At this point, the add-in is set up and you are ready to use the Formula Formatter. Open any workbook of interest. To bring the Formula Formatter into your environment, you need to set a reference to the FormulaFormatter.xla add-in. Go to the Tools menu and select Add-in. Click the Browse button, and navigate to the location of the FormulaFormatter.xla on your file system.

? | |

Figure 1. Using the Formula Formatter Add-in: To use the add-in, right click on any cell containing an IF function, and you’ll see the option “Format Formula” on the popup menu. |

? | |

Figure 2. The Formula Formatter Window: Selecting the “Format Formula” option from a cell’s context menu displays the IF formula formatted and indented for enhanced readability. |

After successfully registering the add-in, right click on any cell where the formula contains an IF function, and you should see the option “Format Formula” as shown in Figure 1.

When you select the “Format Formula” option, you’ll see the formula appear nicely formatted and indented in a popup window (see Figure 2).

This tool is a starting point. I’ve tested it against a number of formulas and so far, it’s worked just fine; however, because it’s impossible to envisage all the possible formulas that people might use in real life, it’s very possible that the Formula Formatter may need more tweaking. The good news is that you can download the code for the tool, so feel free to tweak it to your heart’s content.

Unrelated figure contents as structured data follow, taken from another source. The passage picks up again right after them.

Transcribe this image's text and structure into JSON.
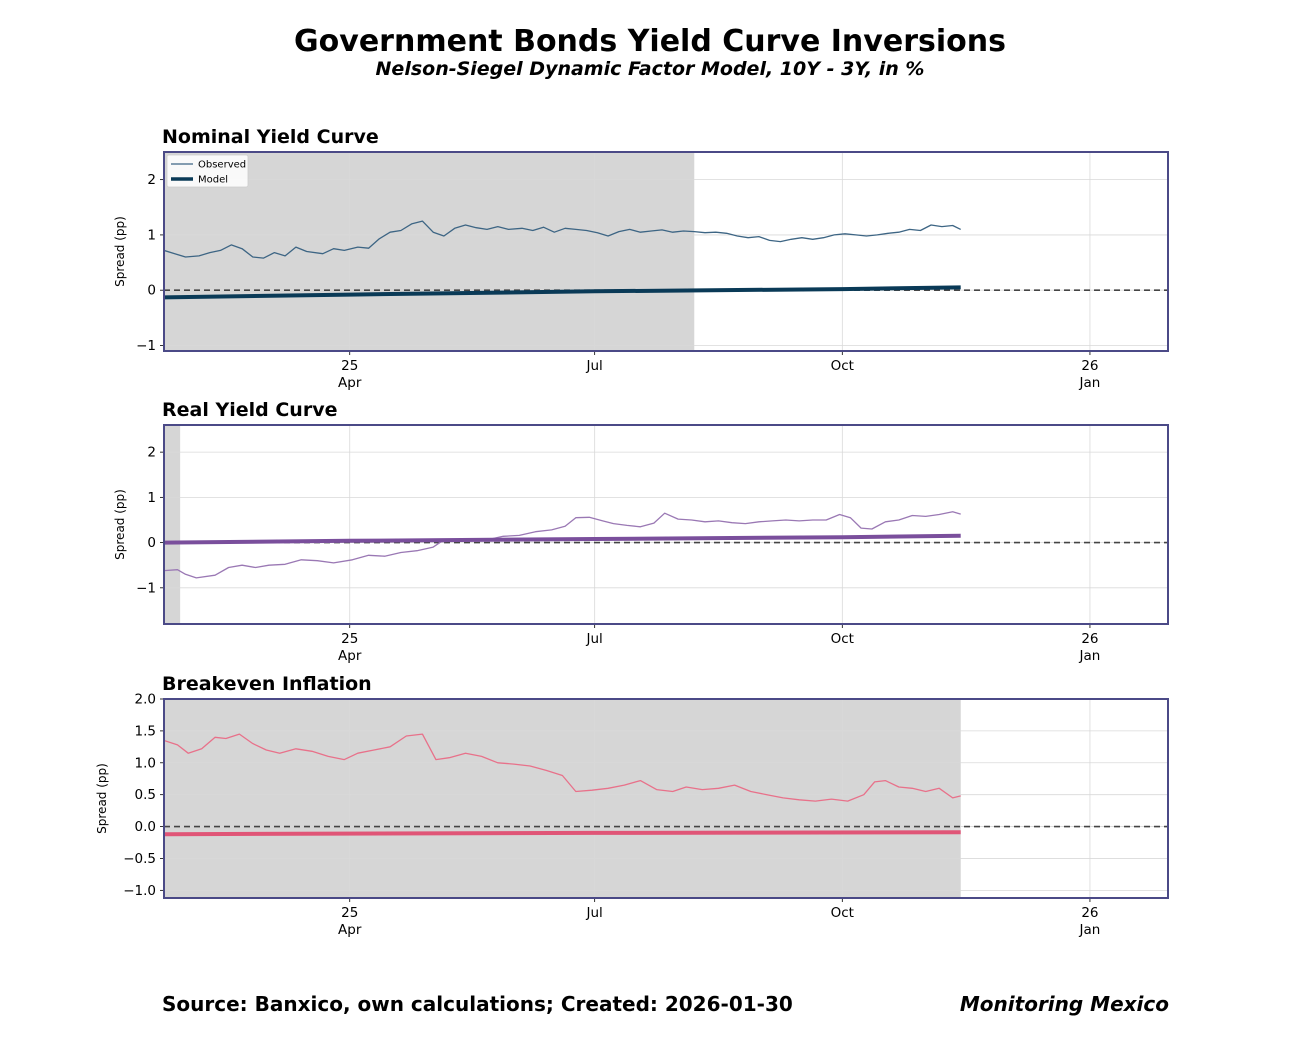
{
  "page": {
    "title": "Government Bonds Yield Curve Inversions",
    "subtitle": "Nelson-Siegel Dynamic Factor Model, 10Y - 3Y, in %",
    "source": "Source: Banxico, own calculations; Created: 2026-01-30",
    "brand": "Monitoring Mexico"
  },
  "colors": {
    "frame": "#4b4a87",
    "grid": "#d9d9d9",
    "shade": "#d6d6d6",
    "zero_line": "#444444",
    "nominal": "#3d6584",
    "nominal_model": "#0a3a57",
    "real": "#9a78b4",
    "real_model": "#7a4f9c",
    "breakeven": "#e8718a",
    "breakeven_model": "#e05577"
  },
  "x_ticks": [
    {
      "date": "2025-04-01",
      "label": "25\nApr"
    },
    {
      "date": "2025-07-01",
      "label": "Jul"
    },
    {
      "date": "2025-10-01",
      "label": "Oct"
    },
    {
      "date": "2026-01-01",
      "label": "26\nJan"
    }
  ],
  "chart_data": [
    {
      "type": "line",
      "title": "Nominal Yield Curve",
      "ylabel": "Spread (pp)",
      "xlim": [
        "2025-01-22",
        "2026-01-30"
      ],
      "ylim": [
        -1.1,
        2.5
      ],
      "yticks": [
        -1,
        0,
        1,
        2
      ],
      "grid": true,
      "legend": "top-left",
      "shaded_periods": [
        [
          "2025-01-22",
          "2025-08-07"
        ]
      ],
      "series": [
        {
          "name": "Observed",
          "role": "observed",
          "points": [
            [
              "2025-01-22",
              0.72
            ],
            [
              "2025-01-26",
              0.66
            ],
            [
              "2025-01-30",
              0.6
            ],
            [
              "2025-02-04",
              0.62
            ],
            [
              "2025-02-08",
              0.68
            ],
            [
              "2025-02-12",
              0.72
            ],
            [
              "2025-02-16",
              0.82
            ],
            [
              "2025-02-20",
              0.75
            ],
            [
              "2025-02-24",
              0.6
            ],
            [
              "2025-02-28",
              0.58
            ],
            [
              "2025-03-04",
              0.68
            ],
            [
              "2025-03-08",
              0.62
            ],
            [
              "2025-03-12",
              0.78
            ],
            [
              "2025-03-16",
              0.7
            ],
            [
              "2025-03-22",
              0.66
            ],
            [
              "2025-03-26",
              0.75
            ],
            [
              "2025-03-30",
              0.72
            ],
            [
              "2025-04-04",
              0.78
            ],
            [
              "2025-04-08",
              0.76
            ],
            [
              "2025-04-12",
              0.93
            ],
            [
              "2025-04-16",
              1.05
            ],
            [
              "2025-04-20",
              1.08
            ],
            [
              "2025-04-24",
              1.2
            ],
            [
              "2025-04-28",
              1.25
            ],
            [
              "2025-05-02",
              1.05
            ],
            [
              "2025-05-06",
              0.98
            ],
            [
              "2025-05-10",
              1.12
            ],
            [
              "2025-05-14",
              1.18
            ],
            [
              "2025-05-18",
              1.13
            ],
            [
              "2025-05-22",
              1.1
            ],
            [
              "2025-05-26",
              1.15
            ],
            [
              "2025-05-30",
              1.1
            ],
            [
              "2025-06-04",
              1.12
            ],
            [
              "2025-06-08",
              1.08
            ],
            [
              "2025-06-12",
              1.14
            ],
            [
              "2025-06-16",
              1.05
            ],
            [
              "2025-06-20",
              1.12
            ],
            [
              "2025-06-24",
              1.1
            ],
            [
              "2025-06-28",
              1.08
            ],
            [
              "2025-07-02",
              1.04
            ],
            [
              "2025-07-06",
              0.98
            ],
            [
              "2025-07-10",
              1.06
            ],
            [
              "2025-07-14",
              1.1
            ],
            [
              "2025-07-18",
              1.05
            ],
            [
              "2025-07-22",
              1.07
            ],
            [
              "2025-07-26",
              1.09
            ],
            [
              "2025-07-30",
              1.05
            ],
            [
              "2025-08-03",
              1.07
            ],
            [
              "2025-08-07",
              1.06
            ],
            [
              "2025-08-11",
              1.04
            ],
            [
              "2025-08-15",
              1.05
            ],
            [
              "2025-08-19",
              1.03
            ],
            [
              "2025-08-23",
              0.98
            ],
            [
              "2025-08-27",
              0.95
            ],
            [
              "2025-08-31",
              0.97
            ],
            [
              "2025-09-04",
              0.9
            ],
            [
              "2025-09-08",
              0.88
            ],
            [
              "2025-09-12",
              0.92
            ],
            [
              "2025-09-16",
              0.95
            ],
            [
              "2025-09-20",
              0.92
            ],
            [
              "2025-09-24",
              0.95
            ],
            [
              "2025-09-28",
              1.0
            ],
            [
              "2025-10-02",
              1.02
            ],
            [
              "2025-10-06",
              1.0
            ],
            [
              "2025-10-10",
              0.98
            ],
            [
              "2025-10-14",
              1.0
            ],
            [
              "2025-10-18",
              1.03
            ],
            [
              "2025-10-22",
              1.05
            ],
            [
              "2025-10-26",
              1.1
            ],
            [
              "2025-10-30",
              1.08
            ],
            [
              "2025-11-03",
              1.18
            ],
            [
              "2025-11-07",
              1.15
            ],
            [
              "2025-11-11",
              1.17
            ],
            [
              "2025-11-14",
              1.1
            ]
          ]
        },
        {
          "name": "Model",
          "role": "model",
          "points": [
            [
              "2025-01-22",
              -0.13
            ],
            [
              "2025-04-01",
              -0.08
            ],
            [
              "2025-07-01",
              -0.02
            ],
            [
              "2025-10-01",
              0.02
            ],
            [
              "2025-11-14",
              0.05
            ]
          ]
        }
      ]
    },
    {
      "type": "line",
      "title": "Real Yield Curve",
      "ylabel": "Spread (pp)",
      "xlim": [
        "2025-01-22",
        "2026-01-30"
      ],
      "ylim": [
        -1.8,
        2.6
      ],
      "yticks": [
        -1,
        0,
        1,
        2
      ],
      "grid": true,
      "shaded_periods": [
        [
          "2025-01-22",
          "2025-01-28"
        ]
      ],
      "series": [
        {
          "role": "observed",
          "points": [
            [
              "2025-01-22",
              -0.62
            ],
            [
              "2025-01-27",
              -0.6
            ],
            [
              "2025-01-30",
              -0.7
            ],
            [
              "2025-02-03",
              -0.78
            ],
            [
              "2025-02-10",
              -0.72
            ],
            [
              "2025-02-15",
              -0.55
            ],
            [
              "2025-02-20",
              -0.5
            ],
            [
              "2025-02-25",
              -0.55
            ],
            [
              "2025-03-02",
              -0.5
            ],
            [
              "2025-03-08",
              -0.48
            ],
            [
              "2025-03-14",
              -0.38
            ],
            [
              "2025-03-20",
              -0.4
            ],
            [
              "2025-03-26",
              -0.45
            ],
            [
              "2025-04-02",
              -0.38
            ],
            [
              "2025-04-08",
              -0.28
            ],
            [
              "2025-04-14",
              -0.3
            ],
            [
              "2025-04-20",
              -0.22
            ],
            [
              "2025-04-26",
              -0.18
            ],
            [
              "2025-05-02",
              -0.1
            ],
            [
              "2025-05-05",
              0.02
            ],
            [
              "2025-05-10",
              0.04
            ],
            [
              "2025-05-16",
              0.05
            ],
            [
              "2025-05-22",
              0.06
            ],
            [
              "2025-05-28",
              0.14
            ],
            [
              "2025-06-03",
              0.16
            ],
            [
              "2025-06-09",
              0.24
            ],
            [
              "2025-06-15",
              0.28
            ],
            [
              "2025-06-20",
              0.36
            ],
            [
              "2025-06-24",
              0.55
            ],
            [
              "2025-06-29",
              0.56
            ],
            [
              "2025-07-04",
              0.48
            ],
            [
              "2025-07-08",
              0.42
            ],
            [
              "2025-07-13",
              0.38
            ],
            [
              "2025-07-18",
              0.35
            ],
            [
              "2025-07-23",
              0.43
            ],
            [
              "2025-07-27",
              0.65
            ],
            [
              "2025-08-01",
              0.52
            ],
            [
              "2025-08-06",
              0.5
            ],
            [
              "2025-08-11",
              0.46
            ],
            [
              "2025-08-16",
              0.48
            ],
            [
              "2025-08-21",
              0.44
            ],
            [
              "2025-08-26",
              0.42
            ],
            [
              "2025-08-31",
              0.46
            ],
            [
              "2025-09-05",
              0.48
            ],
            [
              "2025-09-10",
              0.5
            ],
            [
              "2025-09-15",
              0.48
            ],
            [
              "2025-09-20",
              0.5
            ],
            [
              "2025-09-25",
              0.5
            ],
            [
              "2025-09-30",
              0.62
            ],
            [
              "2025-10-04",
              0.55
            ],
            [
              "2025-10-08",
              0.32
            ],
            [
              "2025-10-12",
              0.3
            ],
            [
              "2025-10-17",
              0.46
            ],
            [
              "2025-10-22",
              0.5
            ],
            [
              "2025-10-27",
              0.6
            ],
            [
              "2025-11-01",
              0.58
            ],
            [
              "2025-11-06",
              0.62
            ],
            [
              "2025-11-11",
              0.68
            ],
            [
              "2025-11-14",
              0.63
            ]
          ]
        },
        {
          "role": "model",
          "points": [
            [
              "2025-01-22",
              0.0
            ],
            [
              "2025-04-01",
              0.04
            ],
            [
              "2025-07-01",
              0.08
            ],
            [
              "2025-10-01",
              0.12
            ],
            [
              "2025-11-14",
              0.15
            ]
          ]
        }
      ]
    },
    {
      "type": "line",
      "title": "Breakeven Inflation",
      "ylabel": "Spread (pp)",
      "xlim": [
        "2025-01-22",
        "2026-01-30"
      ],
      "ylim": [
        -1.12,
        2.0
      ],
      "yticks": [
        -1.0,
        -0.5,
        0.0,
        0.5,
        1.0,
        1.5,
        2.0
      ],
      "grid": true,
      "shaded_periods": [
        [
          "2025-01-22",
          "2025-11-14"
        ]
      ],
      "series": [
        {
          "role": "observed",
          "points": [
            [
              "2025-01-22",
              1.35
            ],
            [
              "2025-01-27",
              1.28
            ],
            [
              "2025-01-31",
              1.15
            ],
            [
              "2025-02-05",
              1.22
            ],
            [
              "2025-02-10",
              1.4
            ],
            [
              "2025-02-14",
              1.38
            ],
            [
              "2025-02-19",
              1.45
            ],
            [
              "2025-02-24",
              1.3
            ],
            [
              "2025-03-01",
              1.2
            ],
            [
              "2025-03-06",
              1.15
            ],
            [
              "2025-03-12",
              1.22
            ],
            [
              "2025-03-18",
              1.18
            ],
            [
              "2025-03-24",
              1.1
            ],
            [
              "2025-03-30",
              1.05
            ],
            [
              "2025-04-04",
              1.15
            ],
            [
              "2025-04-10",
              1.2
            ],
            [
              "2025-04-16",
              1.25
            ],
            [
              "2025-04-22",
              1.42
            ],
            [
              "2025-04-28",
              1.45
            ],
            [
              "2025-05-03",
              1.05
            ],
            [
              "2025-05-08",
              1.08
            ],
            [
              "2025-05-14",
              1.15
            ],
            [
              "2025-05-20",
              1.1
            ],
            [
              "2025-05-26",
              1.0
            ],
            [
              "2025-06-01",
              0.98
            ],
            [
              "2025-06-07",
              0.95
            ],
            [
              "2025-06-13",
              0.88
            ],
            [
              "2025-06-19",
              0.8
            ],
            [
              "2025-06-24",
              0.55
            ],
            [
              "2025-06-30",
              0.57
            ],
            [
              "2025-07-06",
              0.6
            ],
            [
              "2025-07-12",
              0.65
            ],
            [
              "2025-07-18",
              0.72
            ],
            [
              "2025-07-24",
              0.58
            ],
            [
              "2025-07-30",
              0.55
            ],
            [
              "2025-08-04",
              0.62
            ],
            [
              "2025-08-10",
              0.58
            ],
            [
              "2025-08-16",
              0.6
            ],
            [
              "2025-08-22",
              0.65
            ],
            [
              "2025-08-28",
              0.55
            ],
            [
              "2025-09-03",
              0.5
            ],
            [
              "2025-09-09",
              0.45
            ],
            [
              "2025-09-15",
              0.42
            ],
            [
              "2025-09-21",
              0.4
            ],
            [
              "2025-09-27",
              0.43
            ],
            [
              "2025-10-03",
              0.4
            ],
            [
              "2025-10-09",
              0.5
            ],
            [
              "2025-10-13",
              0.7
            ],
            [
              "2025-10-17",
              0.72
            ],
            [
              "2025-10-22",
              0.62
            ],
            [
              "2025-10-27",
              0.6
            ],
            [
              "2025-11-01",
              0.55
            ],
            [
              "2025-11-06",
              0.6
            ],
            [
              "2025-11-11",
              0.45
            ],
            [
              "2025-11-14",
              0.48
            ]
          ]
        },
        {
          "role": "model",
          "points": [
            [
              "2025-01-22",
              -0.12
            ],
            [
              "2025-07-01",
              -0.1
            ],
            [
              "2025-11-14",
              -0.09
            ]
          ]
        }
      ]
    }
  ]
}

One convenient enhancement you might consider making to the Formula Formatter is adding the ability to let users edit the formula in pseudo code, and then re-apply their changes to the worksheet. Essentially, you’d need to perform the reverse of the formula parsing process shown in this article. If you examine the code and understand how the formula was converted to pseudo-code, it should become apparent what you would need to do.